S. Elizabeth Gibson is the Burton Craige Professor of Law at the University of North Carolina Chapel Hill - School of Law. A native of Raleigh, North Carolina, Professor Gibson earned her J.D., with high honors, from UNC School of Law in 1976. After law school she clerked for Judge J. Braxton Craven Jr. of the U.S. Court of Appeals for the Fourth Circuit (1976-77) and for Justice Byron R. White of the U.S. Supreme Court (1977-78). Following her judicial clerkships she practiced law with the Washington, D.C., law firm of Shea & Gardner (now Goodwin Proctor), where she became a partner prior to her entry into teaching.

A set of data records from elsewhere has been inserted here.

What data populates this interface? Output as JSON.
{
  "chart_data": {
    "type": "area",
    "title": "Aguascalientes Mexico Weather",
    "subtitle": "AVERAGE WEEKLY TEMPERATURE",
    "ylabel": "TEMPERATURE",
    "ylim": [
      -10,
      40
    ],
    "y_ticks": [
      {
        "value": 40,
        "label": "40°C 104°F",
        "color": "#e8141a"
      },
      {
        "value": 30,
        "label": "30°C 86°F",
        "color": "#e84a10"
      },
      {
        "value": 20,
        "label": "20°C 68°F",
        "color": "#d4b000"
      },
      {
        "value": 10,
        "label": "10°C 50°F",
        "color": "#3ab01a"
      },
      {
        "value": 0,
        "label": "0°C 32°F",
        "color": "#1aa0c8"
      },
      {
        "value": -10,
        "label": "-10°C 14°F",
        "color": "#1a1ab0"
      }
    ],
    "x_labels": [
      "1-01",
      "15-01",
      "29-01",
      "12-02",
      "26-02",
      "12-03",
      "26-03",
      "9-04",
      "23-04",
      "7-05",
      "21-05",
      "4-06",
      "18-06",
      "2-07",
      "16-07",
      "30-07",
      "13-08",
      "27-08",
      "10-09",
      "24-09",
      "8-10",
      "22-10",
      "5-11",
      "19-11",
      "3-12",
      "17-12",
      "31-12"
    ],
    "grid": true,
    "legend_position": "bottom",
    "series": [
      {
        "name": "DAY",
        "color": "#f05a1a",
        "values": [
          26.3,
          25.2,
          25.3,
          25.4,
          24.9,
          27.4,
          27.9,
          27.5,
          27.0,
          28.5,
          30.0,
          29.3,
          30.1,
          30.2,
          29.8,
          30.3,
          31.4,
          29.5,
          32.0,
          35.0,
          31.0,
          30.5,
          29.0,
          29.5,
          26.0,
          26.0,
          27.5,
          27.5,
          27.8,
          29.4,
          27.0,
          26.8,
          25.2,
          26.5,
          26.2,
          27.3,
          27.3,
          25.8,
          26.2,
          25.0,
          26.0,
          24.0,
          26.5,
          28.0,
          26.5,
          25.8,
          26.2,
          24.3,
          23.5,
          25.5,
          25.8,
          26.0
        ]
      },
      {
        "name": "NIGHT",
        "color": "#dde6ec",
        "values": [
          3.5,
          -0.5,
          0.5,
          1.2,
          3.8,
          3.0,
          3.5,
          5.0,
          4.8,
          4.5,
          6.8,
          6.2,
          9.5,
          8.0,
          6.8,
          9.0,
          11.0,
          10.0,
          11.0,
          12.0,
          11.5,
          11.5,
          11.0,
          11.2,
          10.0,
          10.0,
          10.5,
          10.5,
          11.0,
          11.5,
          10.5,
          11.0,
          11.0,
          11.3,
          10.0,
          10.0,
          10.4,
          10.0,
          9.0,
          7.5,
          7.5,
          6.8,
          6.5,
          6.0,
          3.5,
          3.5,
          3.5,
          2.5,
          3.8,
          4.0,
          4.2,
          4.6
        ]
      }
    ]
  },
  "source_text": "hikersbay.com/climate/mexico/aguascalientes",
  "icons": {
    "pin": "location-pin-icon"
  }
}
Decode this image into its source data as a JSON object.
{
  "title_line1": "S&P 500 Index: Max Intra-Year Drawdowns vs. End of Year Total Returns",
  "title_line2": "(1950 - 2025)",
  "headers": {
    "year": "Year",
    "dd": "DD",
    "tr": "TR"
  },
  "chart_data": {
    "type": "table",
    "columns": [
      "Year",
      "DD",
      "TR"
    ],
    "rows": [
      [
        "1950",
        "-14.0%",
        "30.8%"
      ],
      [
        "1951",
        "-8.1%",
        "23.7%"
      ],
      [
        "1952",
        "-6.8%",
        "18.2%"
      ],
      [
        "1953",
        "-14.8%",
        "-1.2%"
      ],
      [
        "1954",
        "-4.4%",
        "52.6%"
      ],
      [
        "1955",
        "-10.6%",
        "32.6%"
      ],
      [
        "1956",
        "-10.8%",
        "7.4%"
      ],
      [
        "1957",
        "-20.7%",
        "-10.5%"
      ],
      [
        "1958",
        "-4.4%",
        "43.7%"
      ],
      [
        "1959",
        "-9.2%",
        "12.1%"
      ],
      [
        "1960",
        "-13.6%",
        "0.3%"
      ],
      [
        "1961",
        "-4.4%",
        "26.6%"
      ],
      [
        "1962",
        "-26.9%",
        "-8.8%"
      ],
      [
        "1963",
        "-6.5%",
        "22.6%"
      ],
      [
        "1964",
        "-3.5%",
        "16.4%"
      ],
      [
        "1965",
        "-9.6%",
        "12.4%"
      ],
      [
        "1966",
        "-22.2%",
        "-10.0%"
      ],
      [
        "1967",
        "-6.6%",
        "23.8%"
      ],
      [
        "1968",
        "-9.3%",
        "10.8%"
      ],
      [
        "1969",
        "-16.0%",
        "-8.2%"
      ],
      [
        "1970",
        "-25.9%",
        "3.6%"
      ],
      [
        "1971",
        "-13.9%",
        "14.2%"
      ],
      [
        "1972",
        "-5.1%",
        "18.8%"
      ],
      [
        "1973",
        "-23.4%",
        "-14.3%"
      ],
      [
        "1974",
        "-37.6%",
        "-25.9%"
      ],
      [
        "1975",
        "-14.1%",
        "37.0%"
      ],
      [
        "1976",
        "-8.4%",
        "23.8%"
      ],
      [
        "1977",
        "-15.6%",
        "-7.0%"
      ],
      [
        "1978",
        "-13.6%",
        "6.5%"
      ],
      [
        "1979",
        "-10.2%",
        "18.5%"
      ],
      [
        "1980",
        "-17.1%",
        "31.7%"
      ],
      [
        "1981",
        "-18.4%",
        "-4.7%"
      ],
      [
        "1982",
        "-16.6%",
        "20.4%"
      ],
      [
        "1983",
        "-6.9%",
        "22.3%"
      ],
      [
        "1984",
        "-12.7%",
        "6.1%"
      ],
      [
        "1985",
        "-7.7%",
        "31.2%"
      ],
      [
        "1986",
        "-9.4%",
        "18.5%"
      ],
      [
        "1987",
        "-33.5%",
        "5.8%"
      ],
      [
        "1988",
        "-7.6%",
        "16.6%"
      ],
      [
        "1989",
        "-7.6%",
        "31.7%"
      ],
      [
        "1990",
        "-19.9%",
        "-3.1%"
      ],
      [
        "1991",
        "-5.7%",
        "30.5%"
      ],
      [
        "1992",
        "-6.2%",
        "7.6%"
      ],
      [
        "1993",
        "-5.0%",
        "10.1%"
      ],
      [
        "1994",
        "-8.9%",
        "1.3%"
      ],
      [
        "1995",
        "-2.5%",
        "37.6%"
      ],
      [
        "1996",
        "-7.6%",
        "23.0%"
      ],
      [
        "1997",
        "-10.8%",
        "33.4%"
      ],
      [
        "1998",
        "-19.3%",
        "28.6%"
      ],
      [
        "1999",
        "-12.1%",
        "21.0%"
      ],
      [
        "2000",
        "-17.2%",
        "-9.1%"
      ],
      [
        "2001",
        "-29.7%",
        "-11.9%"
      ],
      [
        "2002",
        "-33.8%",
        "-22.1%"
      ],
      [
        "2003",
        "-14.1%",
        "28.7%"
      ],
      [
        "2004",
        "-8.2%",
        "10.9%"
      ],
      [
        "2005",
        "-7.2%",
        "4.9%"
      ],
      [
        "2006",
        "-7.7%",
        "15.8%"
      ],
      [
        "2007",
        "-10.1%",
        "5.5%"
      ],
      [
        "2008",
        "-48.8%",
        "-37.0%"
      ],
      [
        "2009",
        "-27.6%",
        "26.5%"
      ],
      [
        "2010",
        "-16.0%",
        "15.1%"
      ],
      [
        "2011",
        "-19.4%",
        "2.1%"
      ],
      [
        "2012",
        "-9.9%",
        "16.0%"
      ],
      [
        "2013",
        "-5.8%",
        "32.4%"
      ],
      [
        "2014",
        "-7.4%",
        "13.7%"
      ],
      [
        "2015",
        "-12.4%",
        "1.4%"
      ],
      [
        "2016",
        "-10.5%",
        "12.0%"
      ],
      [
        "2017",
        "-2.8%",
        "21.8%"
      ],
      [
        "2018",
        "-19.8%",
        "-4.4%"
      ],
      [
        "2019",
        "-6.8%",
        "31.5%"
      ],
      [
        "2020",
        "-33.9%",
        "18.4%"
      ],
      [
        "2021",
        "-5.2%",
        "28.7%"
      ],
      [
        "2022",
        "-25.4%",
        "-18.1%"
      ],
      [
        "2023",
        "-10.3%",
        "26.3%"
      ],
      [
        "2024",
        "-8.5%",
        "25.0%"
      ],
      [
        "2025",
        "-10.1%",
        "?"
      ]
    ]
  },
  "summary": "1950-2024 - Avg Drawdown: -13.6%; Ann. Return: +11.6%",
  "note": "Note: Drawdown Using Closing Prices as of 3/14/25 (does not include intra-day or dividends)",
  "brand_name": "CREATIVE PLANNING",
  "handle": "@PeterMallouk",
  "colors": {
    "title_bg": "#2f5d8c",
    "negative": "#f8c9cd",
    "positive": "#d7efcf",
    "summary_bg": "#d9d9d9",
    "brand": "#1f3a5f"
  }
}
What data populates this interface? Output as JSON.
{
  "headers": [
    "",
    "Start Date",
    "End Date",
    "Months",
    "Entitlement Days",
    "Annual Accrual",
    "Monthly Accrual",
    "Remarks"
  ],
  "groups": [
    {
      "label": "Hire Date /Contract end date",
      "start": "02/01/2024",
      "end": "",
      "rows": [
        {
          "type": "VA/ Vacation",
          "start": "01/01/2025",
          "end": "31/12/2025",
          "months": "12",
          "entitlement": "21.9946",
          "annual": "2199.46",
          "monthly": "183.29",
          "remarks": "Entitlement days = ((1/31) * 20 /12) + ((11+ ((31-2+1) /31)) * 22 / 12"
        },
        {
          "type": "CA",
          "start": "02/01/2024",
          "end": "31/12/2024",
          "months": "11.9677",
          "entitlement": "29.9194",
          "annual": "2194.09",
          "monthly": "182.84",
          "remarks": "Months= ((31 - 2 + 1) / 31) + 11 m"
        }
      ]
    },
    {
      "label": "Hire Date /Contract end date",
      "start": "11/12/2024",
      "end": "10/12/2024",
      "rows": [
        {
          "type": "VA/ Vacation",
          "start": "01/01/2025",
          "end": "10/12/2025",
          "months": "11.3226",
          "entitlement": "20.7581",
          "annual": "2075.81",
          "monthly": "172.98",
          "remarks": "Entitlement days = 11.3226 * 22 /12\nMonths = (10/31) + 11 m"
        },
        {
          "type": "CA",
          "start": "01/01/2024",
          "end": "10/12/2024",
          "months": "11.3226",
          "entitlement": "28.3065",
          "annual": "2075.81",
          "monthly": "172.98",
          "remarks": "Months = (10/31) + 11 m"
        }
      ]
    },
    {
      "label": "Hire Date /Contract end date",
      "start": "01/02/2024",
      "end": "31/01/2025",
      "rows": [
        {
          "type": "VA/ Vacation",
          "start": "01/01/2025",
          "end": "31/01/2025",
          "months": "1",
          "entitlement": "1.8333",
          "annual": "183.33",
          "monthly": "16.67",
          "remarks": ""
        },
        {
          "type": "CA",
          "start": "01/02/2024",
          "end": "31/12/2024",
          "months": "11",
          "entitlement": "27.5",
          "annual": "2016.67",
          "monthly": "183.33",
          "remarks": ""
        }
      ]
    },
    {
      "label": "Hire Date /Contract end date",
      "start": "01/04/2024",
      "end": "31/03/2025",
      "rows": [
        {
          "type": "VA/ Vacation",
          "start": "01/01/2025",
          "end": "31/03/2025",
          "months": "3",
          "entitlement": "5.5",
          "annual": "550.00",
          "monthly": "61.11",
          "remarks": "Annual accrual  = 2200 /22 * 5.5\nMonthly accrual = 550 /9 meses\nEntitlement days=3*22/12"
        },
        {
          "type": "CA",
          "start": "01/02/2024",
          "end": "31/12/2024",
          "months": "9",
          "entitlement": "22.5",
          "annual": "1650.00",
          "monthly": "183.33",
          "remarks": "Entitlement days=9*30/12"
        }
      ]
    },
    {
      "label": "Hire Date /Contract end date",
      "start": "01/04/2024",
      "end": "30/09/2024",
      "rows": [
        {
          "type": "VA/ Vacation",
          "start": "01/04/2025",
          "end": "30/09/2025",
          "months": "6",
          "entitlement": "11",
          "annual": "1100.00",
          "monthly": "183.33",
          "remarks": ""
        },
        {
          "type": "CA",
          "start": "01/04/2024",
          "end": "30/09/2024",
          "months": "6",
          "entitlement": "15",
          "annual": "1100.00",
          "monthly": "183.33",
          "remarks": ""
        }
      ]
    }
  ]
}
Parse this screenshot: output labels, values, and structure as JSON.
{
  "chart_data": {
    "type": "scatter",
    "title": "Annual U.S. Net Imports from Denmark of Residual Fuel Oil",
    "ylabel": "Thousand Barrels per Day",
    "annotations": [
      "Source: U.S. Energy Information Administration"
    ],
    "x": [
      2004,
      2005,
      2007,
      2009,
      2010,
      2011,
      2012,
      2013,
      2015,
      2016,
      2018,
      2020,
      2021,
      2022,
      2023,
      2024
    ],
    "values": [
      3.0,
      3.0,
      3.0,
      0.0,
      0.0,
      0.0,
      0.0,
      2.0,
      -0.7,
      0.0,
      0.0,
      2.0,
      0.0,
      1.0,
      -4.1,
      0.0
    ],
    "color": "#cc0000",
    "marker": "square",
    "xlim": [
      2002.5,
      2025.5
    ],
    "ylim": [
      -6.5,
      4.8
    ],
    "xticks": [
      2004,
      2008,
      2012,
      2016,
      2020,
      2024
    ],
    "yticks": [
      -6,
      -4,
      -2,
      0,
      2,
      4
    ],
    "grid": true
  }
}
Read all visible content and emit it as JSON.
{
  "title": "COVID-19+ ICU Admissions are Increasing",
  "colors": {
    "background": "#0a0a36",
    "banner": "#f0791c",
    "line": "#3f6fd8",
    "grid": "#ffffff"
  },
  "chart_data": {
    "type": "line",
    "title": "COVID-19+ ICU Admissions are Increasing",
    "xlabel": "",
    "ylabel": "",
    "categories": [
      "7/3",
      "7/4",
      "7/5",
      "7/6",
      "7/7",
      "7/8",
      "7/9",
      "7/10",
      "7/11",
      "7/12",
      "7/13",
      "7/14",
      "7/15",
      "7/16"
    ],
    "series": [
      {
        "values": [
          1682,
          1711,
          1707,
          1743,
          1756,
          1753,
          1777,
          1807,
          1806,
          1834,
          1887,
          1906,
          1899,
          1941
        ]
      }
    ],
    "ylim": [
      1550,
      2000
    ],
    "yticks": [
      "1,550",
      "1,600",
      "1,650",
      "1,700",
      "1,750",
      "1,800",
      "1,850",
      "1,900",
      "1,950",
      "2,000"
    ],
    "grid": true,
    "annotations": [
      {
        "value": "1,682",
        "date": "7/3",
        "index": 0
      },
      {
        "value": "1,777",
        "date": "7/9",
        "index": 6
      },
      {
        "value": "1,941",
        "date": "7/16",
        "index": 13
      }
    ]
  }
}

Gibson returned to the School of Law in 1983 as an associate professor of law. She became a professor of law in 1988 and a Burton Craige Professor of Law in 1993. Gibson teaches courses in civil procedure, federal jurisdiction and bankruptcy. She was the recipient of the 1988 and 1991 McCall Awards for Teaching Excellence at the School of Law, and is a member of the National Bankruptcy Conference and the American College of Bankruptcy. In 2000 she was nominated by President Clinton to serve as a judge on the U.S. Courts of Appeals for the Fourth Circuit. The Senate adjourned without taking any action on her nomination. Since 2008 she has served as the reporter for the Advisory Committee on Bankruptcy Rules. She was selected for the position by Chief Justice John Roberts.
Jonathan M. Landers is a nationally recognized authority in bankruptcy and insolvency law. He graduated from Colgate University (Phi Beta Kappa) and from the Harvard Law School (magna cum laude, Harvard Law Review). He has broad experience in bankruptcy, insolvency, restructuring, financing transactions, purchase/sale of assets and bankruptcy and insolvency litigation matters, representing debtors, lenders and lending syndicates, large creditors, litigation trustees and defendants, and asset sellers and purchasers. He has served as lead counsel for clients in numerous matters including BostonGen (Committee), Strauss Auto (Debtor as litigation plaintiff), Hoop (Disney Stores -- Debtor), Odyssey Group (North Face and Head Sportswear -- Debtor), Insilco (Lending Group), Champion Homebuilders (Committee as litigation plaintiff), Finova (Debtor), Enron (large creditor), Adelphia (large creditor/agent), Placid Oil (large lender), Penrod (large lender), Greyhound (contract party), and Bergner (contract party). His clients have included Wells Fargo Bank, Dial Corporation, Merrill Lynch, and Citibank (in the bankruptcy of a number of major US law firms, most recently, Heller Ehrman, Thelen and Brobeck).
Mr. Landers is the co-author of three books and more than 30 published articles on bankruptcy, creditors' rights and civil procedure, a former partner for 23 years with Gibson, Dunn & Crutcher, LLP, a former professor/visiting professor at the Universities of Chicago, California, Illinois, San Francisco and Kansas, a frequent speaker at legal education institutes, one of 65 members of the National Bankruptcy Conference and a member of American College of Bankruptcy (founding class), and has been recognized repeatedly in New York Super Lawyers and Best Lawyers in America.